It literally went from like 0-100 in naught seconds flat. From what I've read, the fire wasn't that big of an issue until earlier today when the perfect storm happened with temperature, humidity and an insane amount of wind kicked it into over drive and shifted it towards the town. It's a city of 60 thousand plus and the region is about 125 thousand and one of the only links to the tar sands in the north. Right now people think the entire city might burn.
To make it worse, there's only two routes into the city, one to the north to the work camps and one south towards Edmonton. The one south was closed for a number of hours because the fire jumped the highway and they were forced to close it. From what I understand, a lot of the companies up north have been moving workers out so that they can house evacuees, though recently they were able to reopen the highway south so people are getting to Edmonton.

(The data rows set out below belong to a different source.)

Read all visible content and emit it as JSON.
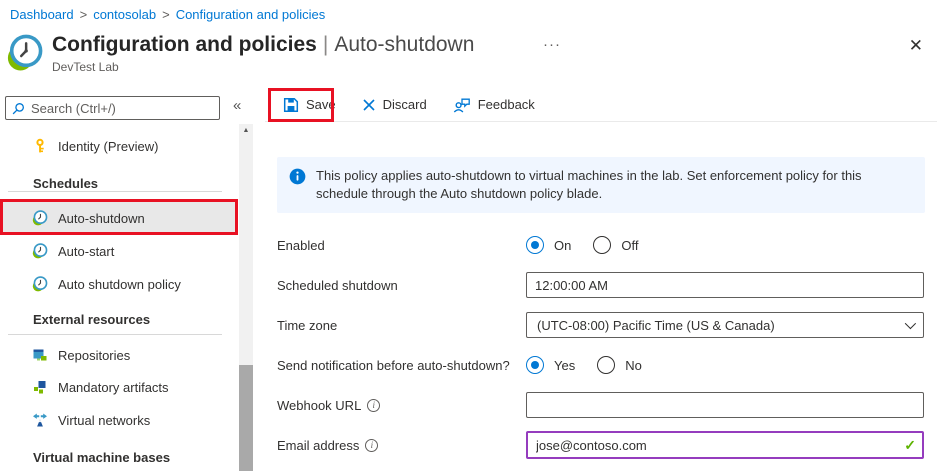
{
  "breadcrumb": {
    "separator": ">",
    "items": [
      "Dashboard",
      "contosolab",
      "Configuration and policies"
    ]
  },
  "header": {
    "title": "Configuration and policies",
    "separator": "|",
    "context": "Auto-shutdown",
    "subtitle": "DevTest Lab",
    "more_label": "···",
    "close_label": "✕"
  },
  "sidebar": {
    "search": {
      "placeholder": "Search (Ctrl+/)"
    },
    "collapse_glyph": "«",
    "scroll_up_glyph": "▲",
    "items": [
      {
        "label": "Identity (Preview)",
        "icon": "key-icon",
        "type": "item"
      },
      {
        "label": "Schedules",
        "type": "header"
      },
      {
        "label": "Auto-shutdown",
        "icon": "clock-icon",
        "type": "item",
        "selected": true,
        "annotated": true
      },
      {
        "label": "Auto-start",
        "icon": "clock-icon",
        "type": "item"
      },
      {
        "label": "Auto shutdown policy",
        "icon": "clock-icon",
        "type": "item"
      },
      {
        "label": "External resources",
        "type": "header"
      },
      {
        "label": "Repositories",
        "icon": "repository-icon",
        "type": "item"
      },
      {
        "label": "Mandatory artifacts",
        "icon": "artifacts-icon",
        "type": "item"
      },
      {
        "label": "Virtual networks",
        "icon": "network-icon",
        "type": "item"
      },
      {
        "label": "Virtual machine bases",
        "type": "header"
      }
    ]
  },
  "toolbar": {
    "save_label": "Save",
    "discard_label": "Discard",
    "feedback_label": "Feedback"
  },
  "banner": {
    "text": "This policy applies auto-shutdown to virtual machines in the lab. Set enforcement policy for this schedule through the Auto shutdown policy blade."
  },
  "form": {
    "enabled": {
      "label": "Enabled",
      "options": [
        "On",
        "Off"
      ],
      "selected": "On"
    },
    "scheduled_shutdown": {
      "label": "Scheduled shutdown",
      "value": "12:00:00 AM"
    },
    "time_zone": {
      "label": "Time zone",
      "value": "(UTC-08:00) Pacific Time (US & Canada)"
    },
    "send_notification": {
      "label": "Send notification before auto-shutdown?",
      "options": [
        "Yes",
        "No"
      ],
      "selected": "Yes"
    },
    "webhook_url": {
      "label": "Webhook URL",
      "value": ""
    },
    "email_address": {
      "label": "Email address",
      "value": "jose@contoso.com",
      "valid": true
    }
  },
  "icons": {
    "info_glyph": "i",
    "check_glyph": "✓"
  },
  "colors": {
    "accent": "#0078d4",
    "annotation_red": "#e81123",
    "valid_green": "#5db300",
    "email_focus_border": "#953cbe",
    "banner_bg": "#f0f6ff",
    "selected_item_bg": "#e8e8e8",
    "key_icon_yellow": "#ffb900"
  }
}
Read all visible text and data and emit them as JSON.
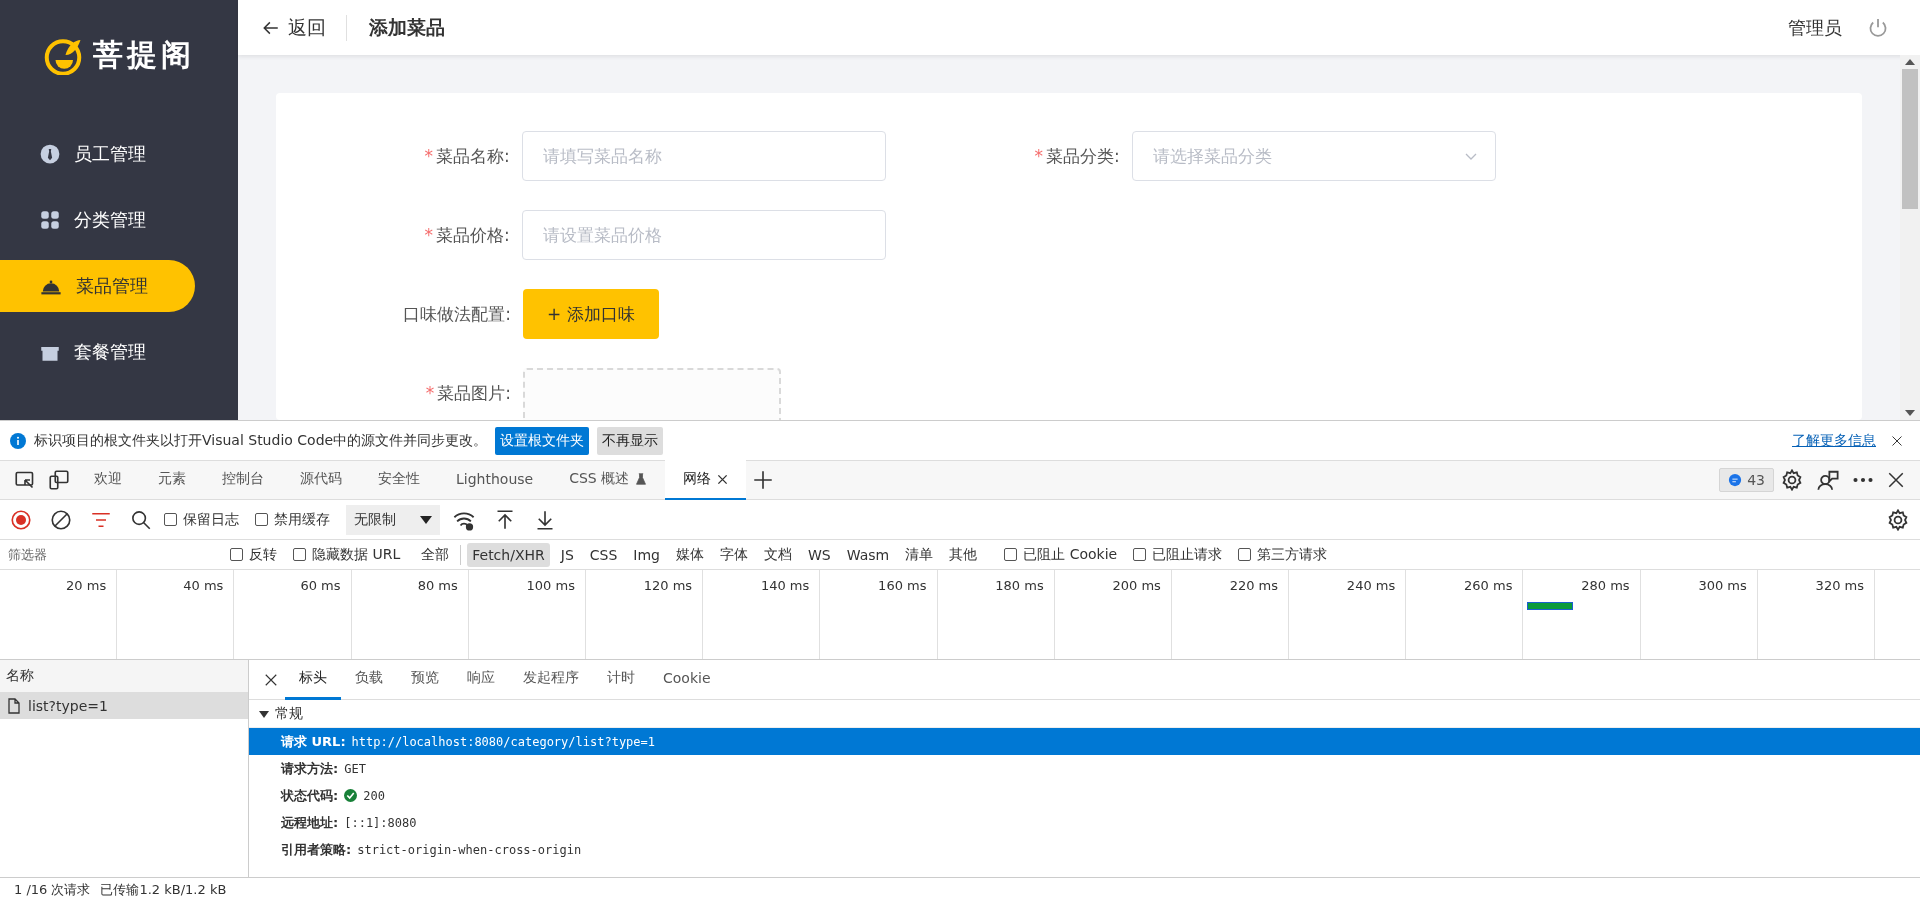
{
  "sidebar": {
    "logo": "菩提阁",
    "items": [
      {
        "label": "员工管理",
        "selected": false,
        "kind": "staff"
      },
      {
        "label": "分类管理",
        "selected": false,
        "kind": "category"
      },
      {
        "label": "菜品管理",
        "selected": true,
        "kind": "dish"
      },
      {
        "label": "套餐管理",
        "selected": false,
        "kind": "combo"
      }
    ]
  },
  "header": {
    "back": "返回",
    "title": "添加菜品",
    "user": "管理员"
  },
  "form": {
    "required_mark": "*",
    "rows": [
      [
        {
          "kind": "input",
          "label": "菜品名称:",
          "required": true,
          "placeholder": "请填写菜品名称"
        },
        {
          "kind": "select",
          "label": "菜品分类:",
          "required": true,
          "placeholder": "请选择菜品分类"
        }
      ],
      [
        {
          "kind": "input",
          "label": "菜品价格:",
          "required": true,
          "placeholder": "请设置菜品价格"
        }
      ],
      [
        {
          "kind": "button",
          "label": "口味做法配置:",
          "required": false,
          "button": "+ 添加口味"
        }
      ],
      [
        {
          "kind": "upload",
          "label": "菜品图片:",
          "required": true
        }
      ]
    ]
  },
  "notice": {
    "text": "标识项目的根文件夹以打开Visual Studio Code中的源文件并同步更改。",
    "primary": "设置根文件夹",
    "secondary": "不再显示",
    "link": "了解更多信息"
  },
  "devtools": {
    "tabs": [
      {
        "label": "欢迎",
        "selected": false
      },
      {
        "label": "元素",
        "selected": false
      },
      {
        "label": "控制台",
        "selected": false
      },
      {
        "label": "源代码",
        "selected": false
      },
      {
        "label": "安全性",
        "selected": false
      },
      {
        "label": "Lighthouse",
        "selected": false
      },
      {
        "label": "CSS 概述",
        "selected": false,
        "experimental": true
      },
      {
        "label": "网络",
        "selected": true,
        "closable": true
      }
    ],
    "issues": "43"
  },
  "toolbar": {
    "checkboxes": [
      {
        "label": "保留日志",
        "checked": false
      },
      {
        "label": "禁用缓存",
        "checked": false
      }
    ],
    "throttling": "无限制"
  },
  "filter": {
    "placeholder": "筛选器",
    "options": [
      {
        "label": "反转",
        "checked": false
      },
      {
        "label": "隐藏数据 URL",
        "checked": false
      }
    ],
    "types": [
      {
        "label": "全部",
        "selected": false
      },
      {
        "label": "Fetch/XHR",
        "selected": true
      },
      {
        "label": "JS",
        "selected": false
      },
      {
        "label": "CSS",
        "selected": false
      },
      {
        "label": "Img",
        "selected": false
      },
      {
        "label": "媒体",
        "selected": false
      },
      {
        "label": "字体",
        "selected": false
      },
      {
        "label": "文档",
        "selected": false
      },
      {
        "label": "WS",
        "selected": false
      },
      {
        "label": "Wasm",
        "selected": false
      },
      {
        "label": "清单",
        "selected": false
      },
      {
        "label": "其他",
        "selected": false
      }
    ],
    "blocked": [
      {
        "label": "已阻止 Cookie",
        "checked": false
      },
      {
        "label": "已阻止请求",
        "checked": false
      },
      {
        "label": "第三方请求",
        "checked": false
      }
    ]
  },
  "timeline": {
    "ticks": [
      "20 ms",
      "40 ms",
      "60 ms",
      "80 ms",
      "100 ms",
      "120 ms",
      "140 ms",
      "160 ms",
      "180 ms",
      "200 ms",
      "220 ms",
      "240 ms",
      "260 ms",
      "280 ms",
      "300 ms",
      "320 ms"
    ]
  },
  "requests": {
    "header": "名称",
    "items": [
      {
        "name": "list?type=1",
        "selected": true
      }
    ]
  },
  "details": {
    "tabs": [
      {
        "label": "标头",
        "selected": true
      },
      {
        "label": "负载",
        "selected": false
      },
      {
        "label": "预览",
        "selected": false
      },
      {
        "label": "响应",
        "selected": false
      },
      {
        "label": "发起程序",
        "selected": false
      },
      {
        "label": "计时",
        "selected": false
      },
      {
        "label": "Cookie",
        "selected": false
      }
    ],
    "section": {
      "title": "常规",
      "expanded": true,
      "rows": [
        {
          "key": "请求 URL:",
          "value": "http://localhost:8080/category/list?type=1",
          "selected": true,
          "kind": "text"
        },
        {
          "key": "请求方法:",
          "value": "GET",
          "selected": false,
          "kind": "text"
        },
        {
          "key": "状态代码:",
          "value": "200",
          "selected": false,
          "kind": "status"
        },
        {
          "key": "远程地址:",
          "value": "[::1]:8080",
          "selected": false,
          "kind": "text"
        },
        {
          "key": "引用者策略:",
          "value": "strict-origin-when-cross-origin",
          "selected": false,
          "kind": "text"
        }
      ]
    }
  },
  "status_bar": {
    "requests": "1 /16 次请求",
    "transferred": "已传输1.2 kB/1.2 kB"
  }
}
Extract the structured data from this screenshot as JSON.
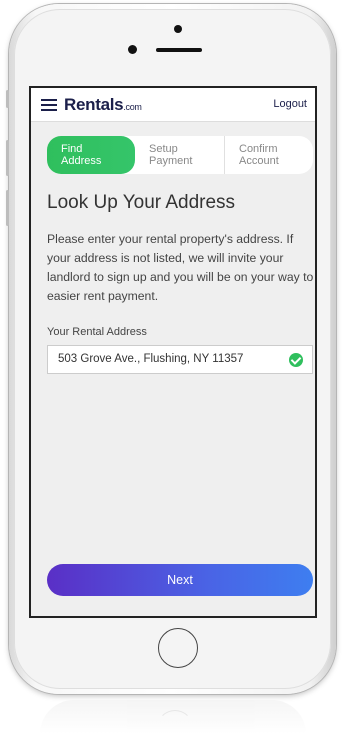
{
  "header": {
    "logo_main": "Rentals",
    "logo_suffix": ".com",
    "logout_label": "Logout",
    "menu_icon": "hamburger-menu-icon"
  },
  "steps": [
    {
      "line1": "Find",
      "line2": "Address",
      "active": true
    },
    {
      "line1": "Setup",
      "line2": "Payment",
      "active": false
    },
    {
      "line1": "Confirm",
      "line2": "Account",
      "active": false
    }
  ],
  "main": {
    "title": "Look Up Your Address",
    "description": "Please enter your rental property's address. If your address is not listed, we will invite your landlord to sign up and you will be on your way to easier rent payment.",
    "address_label": "Your Rental Address",
    "address_value": "503 Grove Ave., Flushing, NY 11357",
    "address_status_icon": "check-circle-icon"
  },
  "footer": {
    "next_label": "Next"
  },
  "colors": {
    "brand_navy": "#1b1f4a",
    "active_step_green": "#2fbf5d",
    "button_gradient_start": "#5a2fc6",
    "button_gradient_end": "#3e7ef0"
  }
}
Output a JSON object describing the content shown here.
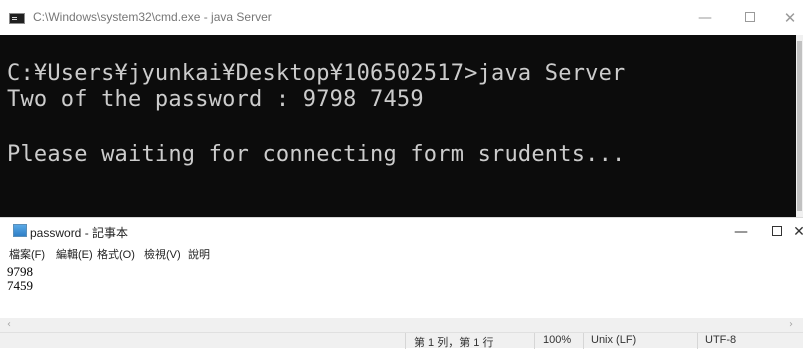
{
  "cmd": {
    "title": "C:\\Windows\\system32\\cmd.exe - java  Server",
    "lines": [
      "C:¥Users¥jyunkai¥Desktop¥106502517>java Server",
      "Two of the password : 9798 7459",
      "Please waiting for connecting form srudents..."
    ],
    "controls": {
      "minimize": "—",
      "close": "✕"
    }
  },
  "notepad": {
    "title": "password - 記事本",
    "menu": [
      "檔案(F)",
      "編輯(E)",
      "格式(O)",
      "檢視(V)",
      "說明"
    ],
    "content": [
      "9798",
      "7459"
    ],
    "controls": {
      "minimize": "—",
      "close": "✕"
    },
    "status": {
      "position": "第 1 列，第 1 行",
      "zoom": "100%",
      "line_ending": "Unix (LF)",
      "encoding": "UTF-8"
    },
    "scroll": {
      "left": "‹",
      "right": "›"
    }
  }
}
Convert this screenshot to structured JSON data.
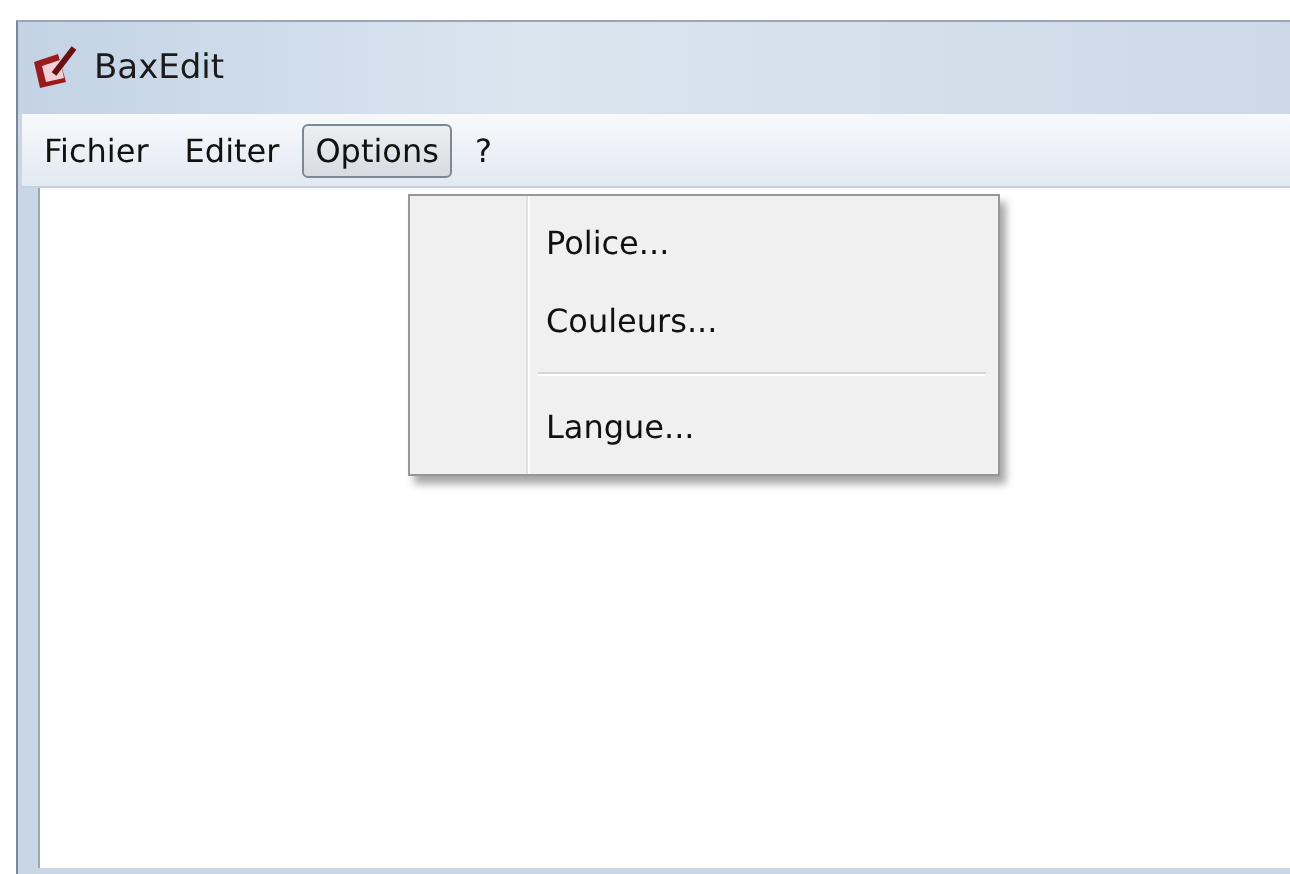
{
  "window": {
    "title": "BaxEdit"
  },
  "menu_bar": [
    {
      "label": "Fichier",
      "selected": false
    },
    {
      "label": "Editer",
      "selected": false
    },
    {
      "label": "Options",
      "selected": true
    },
    {
      "label": "?",
      "selected": false
    }
  ],
  "open_menu": {
    "items": [
      {
        "kind": "item",
        "label": "Police..."
      },
      {
        "kind": "item",
        "label": "Couleurs..."
      },
      {
        "kind": "separator"
      },
      {
        "kind": "item",
        "label": "Langue..."
      }
    ]
  }
}
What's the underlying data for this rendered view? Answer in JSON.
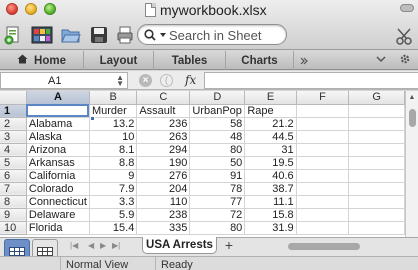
{
  "window": {
    "title": "myworkbook.xlsx"
  },
  "toolbar": {
    "search_placeholder": "Search in Sheet",
    "icons": [
      "new-document-icon",
      "gallery-icon",
      "open-folder-icon",
      "save-icon",
      "print-icon",
      "search-icon",
      "cut-icon"
    ]
  },
  "ribbon": {
    "tabs": [
      "Home",
      "Layout",
      "Tables",
      "Charts"
    ],
    "icons": [
      "home-icon",
      "more-tabs-icon",
      "collapse-ribbon-icon",
      "gear-icon"
    ]
  },
  "formula_bar": {
    "name_box": "A1",
    "fx_label": "fx",
    "formula_value": ""
  },
  "sheet": {
    "active_cell": "A1",
    "column_letters": [
      "A",
      "B",
      "C",
      "D",
      "E",
      "F",
      "G"
    ],
    "row_numbers": [
      "1",
      "2",
      "3",
      "4",
      "5",
      "6",
      "7",
      "8",
      "9",
      "10"
    ],
    "rows": [
      [
        "",
        "Murder",
        "Assault",
        "UrbanPop",
        "Rape",
        "",
        ""
      ],
      [
        "Alabama",
        "13.2",
        "236",
        "58",
        "21.2",
        "",
        ""
      ],
      [
        "Alaska",
        "10",
        "263",
        "48",
        "44.5",
        "",
        ""
      ],
      [
        "Arizona",
        "8.1",
        "294",
        "80",
        "31",
        "",
        ""
      ],
      [
        "Arkansas",
        "8.8",
        "190",
        "50",
        "19.5",
        "",
        ""
      ],
      [
        "California",
        "9",
        "276",
        "91",
        "40.6",
        "",
        ""
      ],
      [
        "Colorado",
        "7.9",
        "204",
        "78",
        "38.7",
        "",
        ""
      ],
      [
        "Connecticut",
        "3.3",
        "110",
        "77",
        "11.1",
        "",
        ""
      ],
      [
        "Delaware",
        "5.9",
        "238",
        "72",
        "15.8",
        "",
        ""
      ],
      [
        "Florida",
        "15.4",
        "335",
        "80",
        "31.9",
        "",
        ""
      ]
    ]
  },
  "tabs": {
    "sheet_name": "USA Arrests",
    "add_label": "+"
  },
  "status": {
    "view_mode": "Normal View",
    "state": "Ready"
  },
  "colors": {
    "selection": "#5a86c4",
    "view_button_active": "#6d8fc7"
  }
}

I've been involved in a number of forest fires within my region in British Columbia, but nothing ever to this extent or level of danger, its just crazy.
2nd May 2016
Well...balls. That must have been what Andy Chalk was talking about earlier on Twitter. At least they got everyone out in time and emptied the fuel stations. Seems like a pretty prompt and apt response.
So, in total 90k were evacuated and the fire is now 161,000 hectares — or 1,610 square kilometres in terms of area burned/on fire. It's predicted to get as big as 200k hectares by the end of Sunday and will just keep burning for some think weeks.
Last I heard too, RBC said damages are heading past the 9 Billion mark. Hell the fire is so bad Russia is offering to send planes and firefighters to help.
Its so bad.
2nd May 2016
My thread does predate Zap's though admittedly The pub seems like a more apt place for discussion on it.